Al Guerrazzi viene conferita la nomina di capitano.
L'indomani, guadato il corso d'acqua verso le otto dei mattino,
i patrioti percorrono la pianura di Marsiglana; quindi, attraverso intricate boscaglie, affrontano la
faticosa ascesa delle colline mancianesi. Quando giungono a Poggio Fuoco è già notte fonda.
Vanno oltre, fino alla fattoria del Fabbrini, non lontana dalla Campigliola. Una caprareccia, dopo
che hanno consumato una frugale zuppa di fagioli e un liquore fatto
venire da Manciano, li accoglie per poche ore di sonno.

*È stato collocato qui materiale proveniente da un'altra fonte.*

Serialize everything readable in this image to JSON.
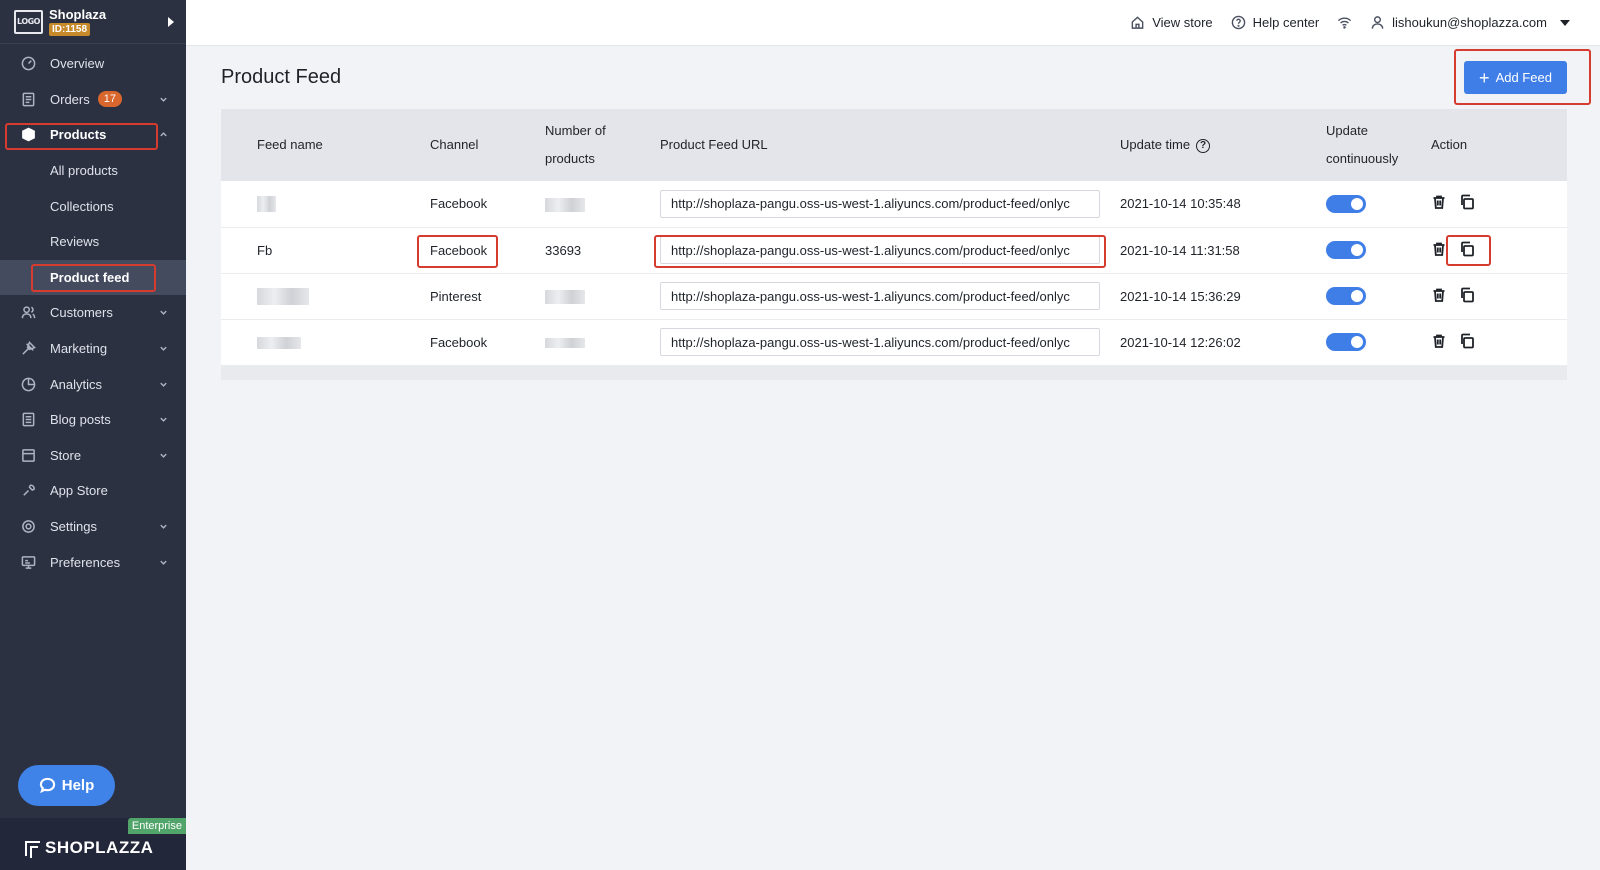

Il giorno successivo, sull'imbrunire, entrano nel territorio dello
Stato Pontificio, raggiungono la sponda destra del Fiora e trovano
asilo in alcune porcarecce, nelle quali i mandriani allestiscono un
minestrone così disgustoso che il dottor Apolloni definirà "antigienico".
il 17 ottobre, sul far del'alba, al termine di una breve discussione sulle strategie da adottare, i capi decidono di guadare il Fiora, nonostante che l'esploratore inviato la sera precedente a verificare la situazione, non abbia fatto ritorno.